A $13 billion project to improve I-45 in Houston has launched. Between 2015 and 2040, average daily traffic volumes are projected to increase by as much as 40% in the project corridor.
Photo by halbergman: Getty Images
The I-45 Generation
The $13-billion, I-45 North Houston Highway Improvement Project, expected to take 18 years to complete, kicked off in late 2024. Commuters in the booming metro region may feel its impact for a while but the long-term economic development influence of the project will be felt for generations.
“This road is about economic development … You’re talking about joining the two sides of downtown,” said Texas Transportation Commissioner Steven Alvis. “In addition, it will move freight and give people back time. If you can save people 20 minutes twice a day, think about what that means for them and their families.”
The reasons behind the project are straightforward, led by this single statistic: Between the years 2015 and 2040, average daily traffic volumes are projected to increase by as much as 40% in the project corridor.

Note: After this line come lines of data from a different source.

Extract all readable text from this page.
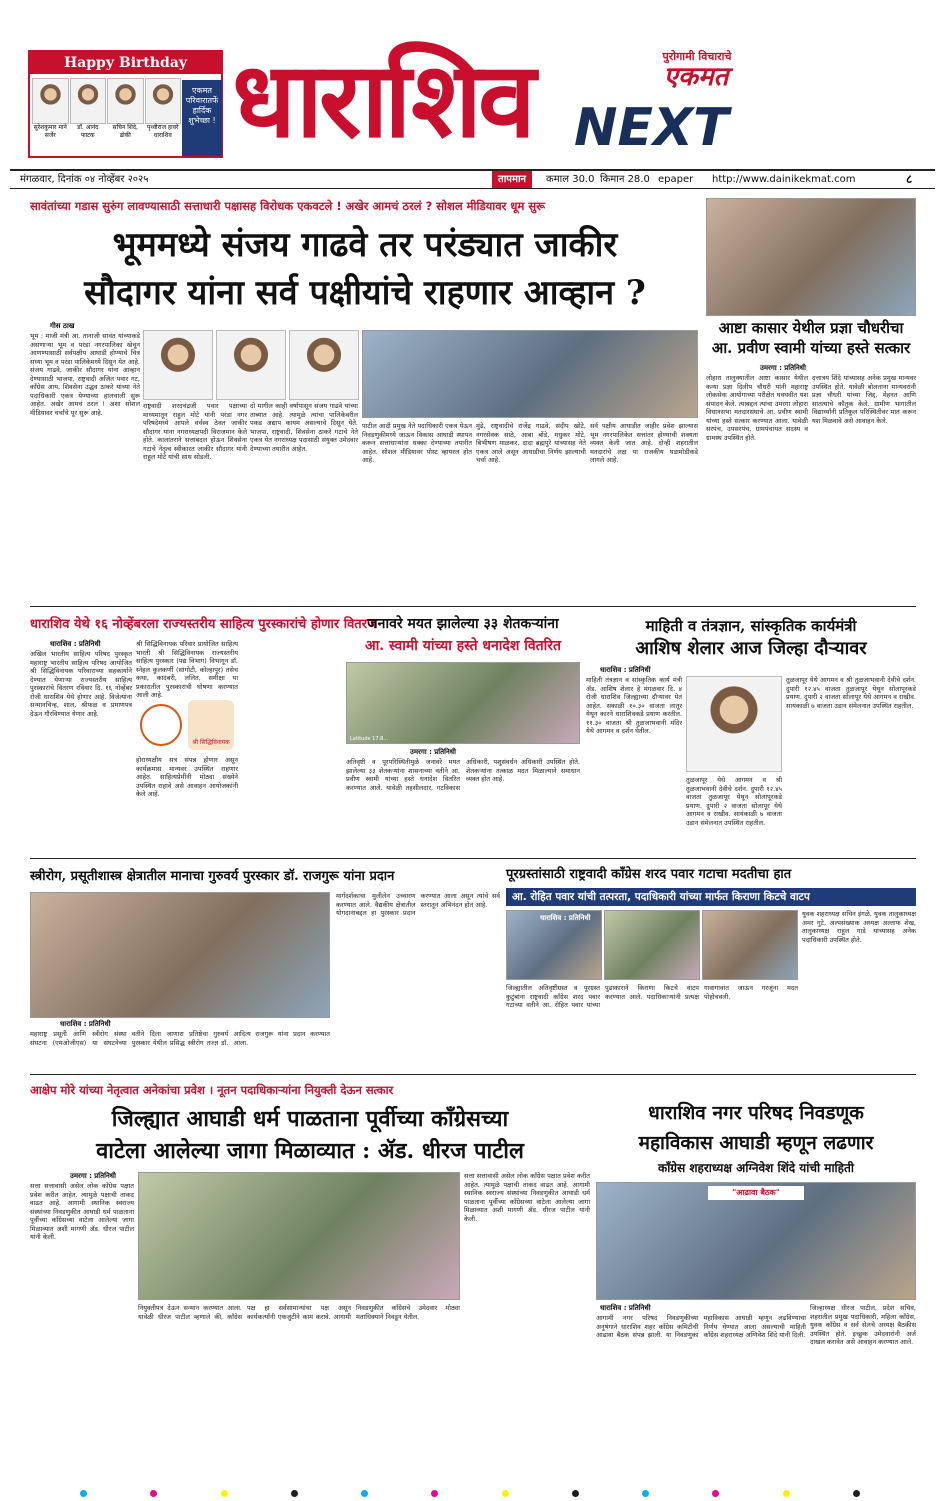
Happy Birthday
सुरेशकुमार माने सर्जेर
डॉ. आनंद फाटक
सचिन शिंदे, ढोकी
पृथ्वीराज हावरे धाराशिव
एकमत परिवारातर्फे हार्दिक शुभेच्छा ! धाराशिव	पुरोगामी विचाराचे
एकमत
NEXT
मंगळवार, दिनांक ०४ नोव्हेंबर २०२५	तापमान	कमाल 30.0 किमान 28.0 epaper http://www.dainikekmat.com	८
सावंतांच्या गडास सुरुंग लावण्यासाठी सत्ताधारी पक्षासह विरोधक एकवटले ! अखेर आमचं ठरलं ? सोशल मीडियावर धूम सुरू
भूममध्ये संजय गाढवे तर परंड्यात जाकीर
सौदागर यांना सर्व पक्षीयांचे राहणार आव्हान ?
गीस ठाख
भूम : माजी मंत्री आ. तानाजी सावंत यांच्याकडे असणाऱ्या भूम व परंडा नगरपालिका खेचून आणण्यासाठी सर्वपक्षीय आघाडी होण्याचे चित्र सध्या भूम व परंडा पालिकेमध्ये दिसून येत आहे. संजय गाढवे, जाकीर सौदागर यांना आव्हान देण्यासाठी भाजपा, राष्ट्रवादी अजित पवार गट, काँग्रेस आय, शिवसेना उद्धव ठाकरे यांच्या नेते पदाधिकारी एकत्र येण्याच्या हालचाली सुरू आहेत. अखेर आमचं ठरलं ! अशा सोशल मीडियावर चर्चांचे पूर सुरू आहे.
राष्ट्रवादी शरदचंद्रजी पवार पक्षाच्या माध्यमातून राहुल मोटे यांनी परंडा नगर परिषदेमध्ये आपले वर्चस्व ठेवत जाकीर सौदागर यांना नगराध्यक्षपदी विराजमान केले होते. कालांतराने सत्ताबदल होऊन शिवसेना गटाचे नेतृत्व स्वीकारत जाकीर सौदागर यांनी राहुल मोटे यांची साथ सोडली.
दो मागील काही वर्षापासून संजय गाढवे यांच्या ताब्यात आहे. त्यामुळे त्यांचा पालिकेवरील पकड अद्याप कायम असल्याचे दिसून येते. भाजपा, राष्ट्रवादी, शिवसेना ठाकरे गटाचे नेते एकत्र येत नगराध्यक्ष पदासाठी संयुक्त उमेदवार देण्याच्या तयारीत आहेत.
पाटील आदी प्रमुख नेते पदाधिकारी एकत्र येऊन निवडणुकीमध्ये जाऊन विकास आघाडी स्थापन करून सत्ताधाऱ्यांना धक्का देण्याच्या तयारीत आहेत. सोशल मीडियावर पोस्ट व्हायरल होत आहे.
मुंढे, राष्ट्रवादीचे राजेंद्र गाढवे, संदीप खोटे, नगरसेवक साठे, आबा बोंडे, मधुकर मोटे, बिभीषण माळकर, दादा ब्रह्मपुरे यांच्यासह नेते एकत्र आले असून आघाडीचा निर्णय झाल्याची चर्चा आहे.
सर्व पक्षीय आघाडीत जाहीर प्रवेश झाल्यास भूम नगरपालिकेत सत्तांतर होण्याची शक्यता व्यक्त केली जात आहे. दोन्ही शहरातील मतदारांचे लक्ष या राजकीय घडामोडीकडे लागले आहे.
आष्टा कासार येथील प्रज्ञा चौधरीचा आ. प्रवीण स्वामी यांच्या हस्ते सत्कार
उमरगा : प्रतिनिधी
लोहारा तालुक्यातील आष्टा कासार येथील कन्या प्रज्ञा दिलीप चौधरी यांनी महाराष्ट्र लोकसेवा आयोगाच्या परीक्षेत घवघवीत यश संपादन केले. त्याबद्दल त्यांचा उमरगा लोहारा विधानसभा मतदारसंघाचे आ. प्रवीण स्वामी यांच्या हस्ते सत्कार करण्यात आला. यावेळी सरपंच, उपसरपंच, ग्रामपंचायत सदस्य व ग्रामस्थ उपस्थित होते.
दत्तात्रय शिंदे यांच्यासह अनेक प्रमुख मान्यवर उपस्थित होते. यावेळी बोलताना मान्यवरांनी प्रज्ञा चौधरी यांच्या जिद्द, मेहनत आणि सातत्याचे कौतुक केले. ग्रामीण भागातील विद्यार्थ्यांनी प्रतिकूल परिस्थितीवर मात करून यश मिळवावे असे आवाहन केले.
धाराशिव येथे १६ नोव्हेंबरला राज्यस्तरीय साहित्य पुरस्कारांचे होणार वितरण
धाराशिव : प्रतिनिधी
अखिल भारतीय साहित्य परिषद पुरस्कृत महाराष्ट्र भारतीय साहित्य परिषद आयोजित श्री सिद्धिविनायक परिवाराच्या सहकार्याने देण्यात येणाऱ्या राज्यस्तरीय साहित्य पुरस्कारांचे वितरण रविवार दि. १६ नोव्हेंबर रोजी धाराशिव येथे होणार आहे. विजेत्यांना सन्मानचिन्ह, शाल, श्रीफळ व प्रमाणपत्र देऊन गौरविण्यात येणार आहे.
श्री सिद्धिविनायक परिवार प्रायोजित साहित्य भारती श्री सिद्धिविनायक राज्यस्तरीय साहित्य पुरस्कार (पद्य विभाग) विभागून डॉ. स्नेहल कुलकर्णी (सांगोटी, कोल्हापूर) तसेच कथा, कादंबरी, ललित, समीक्षा या प्रकारातील पुरस्कारांची घोषणा करण्यात आली आहे.
श्री सिद्धिविनायक
होराध्यक्षीय सत्र संपन्न होणार असून कार्यक्रमास मान्यवर उपस्थित राहणार आहेत. साहित्यप्रेमींनी मोठ्या संख्येने उपस्थित राहावे असे आवाहन आयोजकांनी केले आहे.
जनावरे मयत झालेल्या ३३ शेतकऱ्यांना
आ. स्वामी यांच्या हस्ते धनादेश वितरित
Latitude 17.8...
उमरगा : प्रतिनिधी
अतिवृष्टी व पूरपरिस्थितीमुळे जनावरे मयत झालेल्या ३३ शेतकऱ्यांना शासनाच्या वतीने आ. प्रवीण स्वामी यांच्या हस्ते धनादेश वितरित करण्यात आले. यावेळी तहसीलदार, गटविकास अधिकारी, पशुसंवर्धन अधिकारी उपस्थित होते. शेतकऱ्यांना तत्काळ मदत मिळाल्याने समाधान व्यक्त होत आहे.
माहिती व तंत्रज्ञान, सांस्कृतिक कार्यमंत्री
आशिष शेलार आज जिल्हा दौऱ्यावर
धाराशिव : प्रतिनिधी
माहिती तंत्रज्ञान व सांस्कृतिक कार्य मंत्री ॲड. आशिष शेलार हे मंगळवार दि. ४ रोजी धाराशिव जिल्ह्याच्या दौऱ्यावर येत आहेत. सकाळी १०.३० वाजता लातूर येथून कारने धाराशिवकडे प्रयाण करतील. ११.३० वाजता श्री तुळजाभवानी मंदिर येथे आगमन व दर्शन घेतील.
तुळजापूर येथे आगमन व श्री तुळजाभवानी देवीचे दर्शन. दुपारी १२.४५ वाजता तुळजापूर येथून सोलापूरकडे प्रयाण. दुपारी २ वाजता सोलापूर येथे आगमन व राखीव. सायंकाळी ७ वाजता उडान संमेलनात उपस्थित राहतील.
तुळजापूर येथे आगमन व श्री तुळजाभवानी देवीचे दर्शन. दुपारी १२.४५ वाजता तुळजापूर येथून सोलापूरकडे प्रयाण. दुपारी २ वाजता सोलापूर येथे आगमन व राखीव. सायंकाळी ७ वाजता उडान संमेलनात उपस्थित राहतील.
स्त्रीरोग, प्रसूतीशास्त्र क्षेत्रातील मानाचा गुरुवर्य पुरस्कार डॉ. राजगुरू यांना प्रदान
धाराशिव : प्रतिनिधी
महाराष्ट्र प्रसूती आणि स्त्रीरोग संस्था संघटना (एमओजीएस) या संघटनेच्या वतीने दिला जाणारा प्रतिष्ठेचा गुरुवर्य पुरस्कार येथील प्रसिद्ध स्त्रीरोग तज्ज्ञ डॉ. आदित्य राजगुरू यांना प्रदान करण्यात आला.
मार्गदर्शकाचा मुलीलेन उच्चारण करण्यात आले. वैद्यकीय क्षेत्रातील योगदानाबद्दल हा पुरस्कार प्रदान करण्यात आला असून त्यांचे सर्व स्तरातून अभिनंदन होत आहे.
पूरग्रस्तांसाठी राष्ट्रवादी काँग्रेस शरद पवार गटाचा मदतीचा हात
आ. रोहित पवार यांची तत्परता, पदाधिकारी यांच्या मार्फत किराणा किटचे वाटप
धाराशिव : प्रतिनिधी
जिल्ह्यातील अतिवृष्टीग्रस्त व पूरग्रस्त कुटुंबांना राष्ट्रवादी काँग्रेस शरद पवार गटाच्या वतीने आ. रोहित पवार यांच्या पुढाकाराने किराणा किटचे वाटप करण्यात आले. पदाधिकाऱ्यांनी प्रत्यक्ष गावागावात जाऊन गरजूंना मदत पोहोचवली.
युवक शहराध्यक्ष सचिन इंगळे, युवक तालुकाध्यक्ष अमर गुटे, अल्पसंख्याक अध्यक्ष अल्ताफ शेख, तालुकाध्यक्ष राहुल गाडे यांच्यासह अनेक पदाधिकारी उपस्थित होते.
आक्षेप मोरे यांच्या नेतृत्वात अनेकांचा प्रवेश । नूतन पदाधिकाऱ्यांना नियुक्ती देऊन सत्कार
जिल्ह्यात आघाडी धर्म पाळताना पूर्वीच्या काँग्रेसच्या
वाटेला आलेल्या जागा मिळाव्यात : ॲड. धीरज पाटील
उमरगा : प्रतिनिधी
सत्ता सत्तावासी असेल लोक काँग्रेस पक्षात प्रवेश करीत आहेत. त्यामुळे पक्षाची ताकद वाढत आहे. आगामी स्थानिक स्वराज्य संस्थांच्या निवडणुकीत आघाडी धर्म पाळताना पूर्वीच्या काँग्रेसच्या वाटेला आलेल्या जागा मिळाव्यात अशी मागणी ॲड. धीरज पाटील यांनी केली.
नियुक्तीपत्र देऊन सन्मान करण्यात आला. यावेळी धीरज पाटील म्हणाले की, काँग्रेस पक्ष हा सर्वसामान्यांचा पक्ष असून कार्यकर्त्यांनी एकजुटीने काम करावे. आगामी निवडणुकीत काँग्रेसचे उमेदवार मोठ्या मताधिक्याने निवडून येतील.
सत्ता सत्तावासी असेल लोक काँग्रेस पक्षात प्रवेश करीत आहेत. त्यामुळे पक्षाची ताकद वाढत आहे. आगामी स्थानिक स्वराज्य संस्थांच्या निवडणुकीत आघाडी धर्म पाळताना पूर्वीच्या काँग्रेसच्या वाटेला आलेल्या जागा मिळाव्यात अशी मागणी ॲड. धीरज पाटील यांनी केली.
धाराशिव नगर परिषद निवडणूक
महाविकास आघाडी म्हणून लढणार
काँग्रेस शहराध्यक्ष अग्निवेश शिंदे यांची माहिती
"आढावा बैठक"
धाराशिव : प्रतिनिधी
आगामी नगर परिषद निवडणुकीच्या अनुषंगाने धाराशिव शहर काँग्रेस कमिटीची आढावा बैठक संपन्न झाली. या निवडणुका महाविकास आघाडी म्हणून लढविण्याचा निर्णय घेण्यात आला असल्याची माहिती काँग्रेस शहराध्यक्ष अग्निवेश शिंदे यांनी दिली.
जिल्हाध्यक्ष धीरज पाटील, प्रदेश सचिव, शहरातील प्रमुख पदाधिकारी, महिला काँग्रेस, युवक काँग्रेस व सर्व सेलचे अध्यक्ष बैठकीस उपस्थित होते. इच्छुक उमेदवारांनी अर्ज दाखल करावेत असे आवाहन करण्यात आले.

The project is designed to expand roadway capacity, reduce congestion, improve safety and enhance mobility along I-45 from I-69 to Beltway 8. It also includes rebuilding downtown Houston’s freeway system, which covers I-45, I-69, I-10 and SH 288. “A key element is rerouting I-45 to run parallel with I-69 and I-10 through downtown Houston,” notes the Texas Department of Transportation (TxDOT).
“We’re making big plays,” said J. Bruce Bugg, chairman of the Texas Transportation Commission, at the groundbreaking. “Getting Texans moving and out of traffic faster and safer is our goal.”